Chair of the PTA Thrift Shop Board of Directors Dawn Edgerton said in a recent interview that the thrift shop was not operating in a sustainable form.

“We were giving away most of our net profits, and in some cases even our reserve fund, in order to maximize what we give to the PTAs,” Edgerton said. “That was a great thing, but it meant we were not reinvesting in our organization for the long-term.”

Investing in the long-term health of the thrift shop came in the form of a new facility being built in Carrboro. While the thrift shop still had zoning approval, the board decided to move forward with an additional building to house YouthWorx on Main – a new initiative aimed at providing space for youth-focused non-profits.

YouthWorx now rents space to those non-profits and to the Chapel Hill – Carrboro City School System, Edgerton said, at below-market rates.

That new construction has been expensive, and the debt service associated with that development, according to Edgerton, cut into the percentage of thrift shop profits that could go to PTAs.

Riza Redd recently finished her term as PTA president at Seawell Elementary School and now represents the school on the PTA Council.
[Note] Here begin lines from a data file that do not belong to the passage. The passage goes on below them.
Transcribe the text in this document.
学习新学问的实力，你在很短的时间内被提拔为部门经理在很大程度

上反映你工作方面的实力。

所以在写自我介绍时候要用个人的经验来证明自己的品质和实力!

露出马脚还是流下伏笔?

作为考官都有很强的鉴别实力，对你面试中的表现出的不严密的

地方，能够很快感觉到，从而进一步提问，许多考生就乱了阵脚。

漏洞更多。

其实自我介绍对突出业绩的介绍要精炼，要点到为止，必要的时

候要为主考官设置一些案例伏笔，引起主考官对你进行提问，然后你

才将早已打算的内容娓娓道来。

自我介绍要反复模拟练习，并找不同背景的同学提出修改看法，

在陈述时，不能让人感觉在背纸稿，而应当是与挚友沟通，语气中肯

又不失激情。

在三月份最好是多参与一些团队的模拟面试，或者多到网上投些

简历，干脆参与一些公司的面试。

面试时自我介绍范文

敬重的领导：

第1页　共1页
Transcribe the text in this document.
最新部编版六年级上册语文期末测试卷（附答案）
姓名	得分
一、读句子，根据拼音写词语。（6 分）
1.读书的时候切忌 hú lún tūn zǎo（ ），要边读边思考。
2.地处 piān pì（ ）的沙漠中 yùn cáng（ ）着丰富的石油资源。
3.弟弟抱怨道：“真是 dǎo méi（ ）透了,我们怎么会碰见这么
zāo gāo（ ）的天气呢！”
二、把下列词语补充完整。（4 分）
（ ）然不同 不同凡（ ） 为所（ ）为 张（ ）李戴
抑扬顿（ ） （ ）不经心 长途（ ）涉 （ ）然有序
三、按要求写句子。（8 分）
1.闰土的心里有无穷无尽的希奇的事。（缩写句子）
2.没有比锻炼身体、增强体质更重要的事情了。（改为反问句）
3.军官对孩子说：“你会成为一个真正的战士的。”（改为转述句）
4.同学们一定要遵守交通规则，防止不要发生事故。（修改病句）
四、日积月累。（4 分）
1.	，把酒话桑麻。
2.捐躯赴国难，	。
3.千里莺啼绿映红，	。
She said the council was aware the disbursements from the thrift shop would stop during construction, but she said the council was under the impression those distributions would have started back, and possibly increased, once the new facility was up and running.

“It’s been a huge blow for a lot of PTAs,” Redd said. “Some PTAs have been able to financially recover; some are still struggling. And at the end of the day, it’s not the PTAs who are impacted; it’s the schools; it’s our teachers; it’s our staff; it’s our children.”

The PTA Council wrote to the PTA Thrift Shop that they were requesting the organization drop “PTA” from its name because the council believed the thrift shop no longer lived up to the national PTA mission.

“The reality is this,” Redd said, “the Thrift Shop is no longer the PTA Thrift Shop. The name implies that the benefit is for the PTA, solely to the PTA.

“If there’s a broader mission, a broader scope, then change the name, and we’ll support the thrift shop like we as community members support all of the various other thrift shops and local agencies and things like that that we can choose to support.”

Redd said it was a tough decision for the council to make this request of the thrift shop.

Edgerton said the thrift shop expanded its mission statement but not its total mission. She said the YouthWorx operation expands revenue generation opportunities for the thrift shop, which Edgerton said would eventually allow for more money to be allocated back to individual PTAs.

“Those organizations are non-profits, and they are youth-serving,” Edgerton said of the YouthWorx occupants. “And we feel that is not a detriment to the community but an enhancement to our mission.”

Edgerton said the thrift shop acknowledged the frustration from the PTA Council, adding that she was a former PTA president herself. And she said the thrift shop was committed to increasing the disbursements back to the PTAs, but that it was important to take care of the viability of the thrift shop operations.

“We have not given money to any other organization other than PTAs,” Edgerton said.

Those funds are disbursed to PTAs through the traditional distributions and through grants, which are made up of money from the thrift shop revenue and teaming up with larger foundations in some cases.

Edgerton added that she felt the thrift shop was still fulfilling its mission through its work and still hopes to increase disbursements as the operation pays off debt from the recent construction.

Redd encouraged parents to get directly involved with local PTAs.

“I know they send out emails and letters and notifications about all the things that they’re doing,” Redd said. “I think from a community-member perspective about this issue itself, if you are concerned about this, please reach out and let the thrift shop know that this is concerning to you in terms of your understanding of how the funding is supposed to work.”

Edgerton said the thrift shop board would be discussing the council’s request to drop PTA from the name at its meeting later this month. She added the board may feel it needs more time to make such a large decision.

The council’s request to the thrift shop came with a July 15 deadline.